Im Zeugenstand saßen am Dienstagmorgen unter anderem drei Betroffene. Auch wenn die Tat mehr als zwei Jahre her ist, hat der Angriff bei ihnen deutliche Spuren hinterlassen. Ein Zeuge erzählt von körperlich bleibenden Schäden. Er musste auf der Intensivstation behandelt werden. Eine andere Zeugin berichtet vor Gericht von ihrer posttraumatischen Belastungsstörung und wie sehr sie die Erlebnisse in der Nacht noch heute belasten. Zwischenzeitlich muss die Verhandlung deswegen unterbrochen werden. Die Frage, die von den Betroffenen immer wieder in den Raum geworfen wird, ist das „Warum?“. Auch die Staatsanwaltschaft und das Gericht geben sich bei der Frage nach dem Tatmotiv ratlos. 

„Aus unserer Sicht gibt es eine eindeutig rechte Tatmotivation.“

Die Beratungsstelle für Betroffene rechter, rassistischer und antisemitischer Gewalt ezra kritisiert diese Ahnungslosigkeit: „Aus unserer Sicht gibt es eine eindeutig rechte Tatmotivation“, sagt David Rolfs. „Dafür spricht die einschlägige Biografie der Angeklagten, die Brutalität, mit der sie bei der Tat vorgegangen sind und die Auswahl der Opfer, die von den Angreifern als alternativ angesehen wurden.“ Was er damit meint: Ein großer Teil der Angeklagten sind keine Unbekannten. Einer von ihnen beteiligte sich 2016 bereits an dem Angriff auf das Autonome Jugendzentrum (AJZ) in Erfurt, bei dem mehrere Menschen mit Flaschen und Pfefferspray verletzt wurden. Das Verfahren gegen die Angreifer wurde nach vier Jahren eingestellt. Bilder in Sozialen Medien zeigen den Angeklagten weiterhin im Umfeld militanter und einschlägig vorbestrafter Neonazis, die der Neonazigruppierung „Kollektiv 56“ und dem ehemaligen Neonaziverein „VOLKSGEMEINSCHAFT ERFURT e.V.“ angehörten. Einige von ihnen sitzen auch jetzt wieder auf der Anklagebank. 

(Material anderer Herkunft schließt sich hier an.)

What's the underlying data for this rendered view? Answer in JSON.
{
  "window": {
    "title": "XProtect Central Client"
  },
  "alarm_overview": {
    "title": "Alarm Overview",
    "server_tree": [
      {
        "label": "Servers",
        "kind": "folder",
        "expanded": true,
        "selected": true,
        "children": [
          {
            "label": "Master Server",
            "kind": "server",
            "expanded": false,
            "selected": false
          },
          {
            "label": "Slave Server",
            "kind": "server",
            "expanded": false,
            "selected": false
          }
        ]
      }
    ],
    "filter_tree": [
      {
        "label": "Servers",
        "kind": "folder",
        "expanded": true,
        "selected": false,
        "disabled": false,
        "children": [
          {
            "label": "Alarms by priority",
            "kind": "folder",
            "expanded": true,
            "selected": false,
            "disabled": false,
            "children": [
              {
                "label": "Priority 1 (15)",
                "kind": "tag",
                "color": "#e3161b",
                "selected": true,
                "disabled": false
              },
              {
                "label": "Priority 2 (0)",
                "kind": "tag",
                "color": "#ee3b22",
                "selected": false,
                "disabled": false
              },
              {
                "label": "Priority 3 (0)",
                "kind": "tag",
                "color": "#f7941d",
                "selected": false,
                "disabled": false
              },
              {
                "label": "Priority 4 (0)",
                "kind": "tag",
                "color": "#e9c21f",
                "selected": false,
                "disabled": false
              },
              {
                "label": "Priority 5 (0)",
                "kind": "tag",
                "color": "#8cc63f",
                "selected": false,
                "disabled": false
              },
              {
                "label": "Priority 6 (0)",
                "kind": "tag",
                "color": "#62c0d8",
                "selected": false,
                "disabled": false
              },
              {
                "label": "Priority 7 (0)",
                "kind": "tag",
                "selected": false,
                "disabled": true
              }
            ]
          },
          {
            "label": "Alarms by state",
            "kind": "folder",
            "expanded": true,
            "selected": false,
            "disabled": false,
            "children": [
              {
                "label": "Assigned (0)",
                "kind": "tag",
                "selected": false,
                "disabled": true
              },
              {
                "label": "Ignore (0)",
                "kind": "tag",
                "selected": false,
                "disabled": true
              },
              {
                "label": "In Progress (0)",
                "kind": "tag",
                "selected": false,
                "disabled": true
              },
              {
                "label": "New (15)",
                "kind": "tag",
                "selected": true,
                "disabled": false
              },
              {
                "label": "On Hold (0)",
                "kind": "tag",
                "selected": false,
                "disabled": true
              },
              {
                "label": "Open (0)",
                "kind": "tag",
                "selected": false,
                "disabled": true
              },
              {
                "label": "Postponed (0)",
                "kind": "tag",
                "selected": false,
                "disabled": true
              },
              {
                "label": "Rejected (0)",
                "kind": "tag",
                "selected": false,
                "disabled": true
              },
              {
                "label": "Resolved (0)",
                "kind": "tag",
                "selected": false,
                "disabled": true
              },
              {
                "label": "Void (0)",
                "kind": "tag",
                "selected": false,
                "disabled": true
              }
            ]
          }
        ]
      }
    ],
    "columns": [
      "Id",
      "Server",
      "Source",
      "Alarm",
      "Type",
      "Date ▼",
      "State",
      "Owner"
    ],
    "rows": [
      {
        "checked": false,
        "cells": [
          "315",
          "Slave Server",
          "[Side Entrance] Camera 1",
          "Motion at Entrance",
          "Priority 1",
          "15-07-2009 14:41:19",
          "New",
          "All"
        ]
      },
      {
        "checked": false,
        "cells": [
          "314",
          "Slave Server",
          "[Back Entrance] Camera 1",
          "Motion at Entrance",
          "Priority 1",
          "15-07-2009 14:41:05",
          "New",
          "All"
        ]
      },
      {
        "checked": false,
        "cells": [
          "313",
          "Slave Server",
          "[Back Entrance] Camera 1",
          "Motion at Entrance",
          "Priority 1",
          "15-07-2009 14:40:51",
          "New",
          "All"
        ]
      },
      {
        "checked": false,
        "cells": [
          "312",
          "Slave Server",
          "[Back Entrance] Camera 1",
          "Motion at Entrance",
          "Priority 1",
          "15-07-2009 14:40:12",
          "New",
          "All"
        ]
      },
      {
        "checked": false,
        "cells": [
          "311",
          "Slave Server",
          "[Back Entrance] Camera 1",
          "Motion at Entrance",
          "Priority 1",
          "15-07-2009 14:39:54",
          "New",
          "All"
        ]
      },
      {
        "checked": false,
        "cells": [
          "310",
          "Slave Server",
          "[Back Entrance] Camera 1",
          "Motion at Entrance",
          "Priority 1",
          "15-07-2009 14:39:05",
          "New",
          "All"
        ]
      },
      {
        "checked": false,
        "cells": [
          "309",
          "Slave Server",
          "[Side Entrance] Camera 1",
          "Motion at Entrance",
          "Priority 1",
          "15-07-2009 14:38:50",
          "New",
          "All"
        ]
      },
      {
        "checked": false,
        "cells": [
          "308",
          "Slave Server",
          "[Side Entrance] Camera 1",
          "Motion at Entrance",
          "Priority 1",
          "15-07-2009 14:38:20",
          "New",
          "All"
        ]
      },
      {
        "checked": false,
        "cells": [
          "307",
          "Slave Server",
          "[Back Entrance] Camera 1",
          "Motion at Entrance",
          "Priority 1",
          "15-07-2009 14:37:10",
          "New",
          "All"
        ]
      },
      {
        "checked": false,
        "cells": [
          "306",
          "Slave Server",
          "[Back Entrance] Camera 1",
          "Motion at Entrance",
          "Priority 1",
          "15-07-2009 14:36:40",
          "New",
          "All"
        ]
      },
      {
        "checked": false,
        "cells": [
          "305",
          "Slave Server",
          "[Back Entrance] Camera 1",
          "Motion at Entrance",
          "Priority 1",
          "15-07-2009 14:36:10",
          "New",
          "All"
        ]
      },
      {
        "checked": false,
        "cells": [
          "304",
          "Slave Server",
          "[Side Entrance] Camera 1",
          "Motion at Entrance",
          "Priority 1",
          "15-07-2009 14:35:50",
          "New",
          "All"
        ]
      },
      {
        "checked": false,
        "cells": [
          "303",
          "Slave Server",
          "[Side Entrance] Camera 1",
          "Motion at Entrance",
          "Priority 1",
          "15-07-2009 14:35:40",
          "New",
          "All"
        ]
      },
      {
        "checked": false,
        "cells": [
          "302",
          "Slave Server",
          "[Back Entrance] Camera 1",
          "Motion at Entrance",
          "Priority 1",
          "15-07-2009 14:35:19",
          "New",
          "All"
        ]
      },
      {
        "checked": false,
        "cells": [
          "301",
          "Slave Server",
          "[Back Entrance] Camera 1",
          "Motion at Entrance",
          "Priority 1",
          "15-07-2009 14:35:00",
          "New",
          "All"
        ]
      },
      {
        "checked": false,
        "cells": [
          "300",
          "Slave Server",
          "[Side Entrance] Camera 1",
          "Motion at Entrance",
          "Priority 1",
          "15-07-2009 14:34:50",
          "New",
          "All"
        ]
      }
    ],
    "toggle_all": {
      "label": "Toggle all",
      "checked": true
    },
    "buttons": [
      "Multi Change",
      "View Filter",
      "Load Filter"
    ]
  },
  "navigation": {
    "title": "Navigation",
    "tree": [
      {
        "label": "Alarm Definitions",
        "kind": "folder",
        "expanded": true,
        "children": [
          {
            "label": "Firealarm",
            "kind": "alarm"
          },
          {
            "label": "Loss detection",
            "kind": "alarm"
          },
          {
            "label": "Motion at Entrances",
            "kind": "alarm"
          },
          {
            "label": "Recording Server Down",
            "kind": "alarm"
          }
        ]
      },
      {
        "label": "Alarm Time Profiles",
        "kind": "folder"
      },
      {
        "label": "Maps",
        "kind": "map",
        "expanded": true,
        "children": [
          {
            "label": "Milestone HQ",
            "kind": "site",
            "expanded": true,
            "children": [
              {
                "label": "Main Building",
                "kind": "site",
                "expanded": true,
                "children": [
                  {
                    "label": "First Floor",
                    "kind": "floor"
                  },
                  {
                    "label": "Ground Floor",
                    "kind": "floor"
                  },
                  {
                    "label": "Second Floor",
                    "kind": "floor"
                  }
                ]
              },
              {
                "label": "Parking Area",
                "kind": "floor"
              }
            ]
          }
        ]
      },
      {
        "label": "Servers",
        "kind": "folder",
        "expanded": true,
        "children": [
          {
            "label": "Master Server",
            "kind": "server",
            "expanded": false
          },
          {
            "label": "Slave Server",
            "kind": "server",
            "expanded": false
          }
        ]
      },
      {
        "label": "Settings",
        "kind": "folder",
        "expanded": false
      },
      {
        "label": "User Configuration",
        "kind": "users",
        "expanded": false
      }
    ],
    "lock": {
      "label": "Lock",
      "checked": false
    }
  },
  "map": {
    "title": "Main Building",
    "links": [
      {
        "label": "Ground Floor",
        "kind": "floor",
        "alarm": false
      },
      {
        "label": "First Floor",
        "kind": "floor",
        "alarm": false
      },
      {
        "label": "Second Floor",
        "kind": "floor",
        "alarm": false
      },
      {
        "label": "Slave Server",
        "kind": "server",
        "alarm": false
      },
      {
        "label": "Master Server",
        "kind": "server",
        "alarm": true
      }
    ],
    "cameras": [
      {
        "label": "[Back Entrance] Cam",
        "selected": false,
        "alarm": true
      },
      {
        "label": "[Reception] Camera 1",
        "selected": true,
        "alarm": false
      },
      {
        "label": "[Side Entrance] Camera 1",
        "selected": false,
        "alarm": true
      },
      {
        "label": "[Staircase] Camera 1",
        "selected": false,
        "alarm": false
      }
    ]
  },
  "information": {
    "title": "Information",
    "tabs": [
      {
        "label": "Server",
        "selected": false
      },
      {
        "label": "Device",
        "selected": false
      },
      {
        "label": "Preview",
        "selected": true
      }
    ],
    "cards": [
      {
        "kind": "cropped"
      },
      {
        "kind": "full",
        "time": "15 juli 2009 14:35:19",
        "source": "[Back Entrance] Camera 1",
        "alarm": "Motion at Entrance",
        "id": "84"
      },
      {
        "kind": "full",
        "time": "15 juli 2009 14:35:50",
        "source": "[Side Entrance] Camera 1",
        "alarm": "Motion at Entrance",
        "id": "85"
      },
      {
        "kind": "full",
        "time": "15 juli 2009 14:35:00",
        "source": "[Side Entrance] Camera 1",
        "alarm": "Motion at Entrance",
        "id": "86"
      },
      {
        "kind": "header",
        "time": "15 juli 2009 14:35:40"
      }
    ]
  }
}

Ermittler*innen: Chats auf den Handys der Täter führten zu Verfahren wegen Volksverhetzung

Ein vorgeladener Ermittler spricht am Dienstag im Prozess davon, dass in beschlagnahmten Handys WhatsApp-Chats sichergestellt wurden, derentwegen weitere Verfahren wegen des Verdachts der Volksverhetzung eingeleitet wurden. Für die Beratungsstelle ezra ist es unverständlich, dass sowohl die Staatsanwaltschaft als auch das Gericht bei diesen Hinweisen keinen Aufwand betreibe, um das Motiv genauer zu erörtern. 

Milde Strafen im vorangegangenen Prozess

Dieselbe Kritik kam bereits bei den milden Urteilen im ersten Prozess gegen vier Angeklagte am 13. Juli 2022 vor dem Jugendschöffengericht auf. Vier der Angeklagten wurden verwarnt und zu einem Anti-Gewalttraining verpflichtet. Einer musste jeweils 500 Euro Schmerzensgeld an zwei Betroffene zahlen. Das Urteil stieß auf Unverständnis und Entsetzen auf Seiten der Politik und Opferverbänden, weil auch dort eine mögliche politische Überzeugung für das Gericht keine Rolle spielte. 

Das Gericht hat weitere Prozesstage angesetzt. Auch die Verhandlungen vor dem Landgericht Erfurt gegen weitere fünf Angeklagte stehen demnächst an. Ob es zu Verurteilungen kommen wird, bei denen ein Tatmotiv berücksichtigt wird, bleibt abzuwarten. Für die Betroffenen wird ein Ende der Prozesse in absehbarer Zeit zumindest keinen Schlussstrich bedeuten.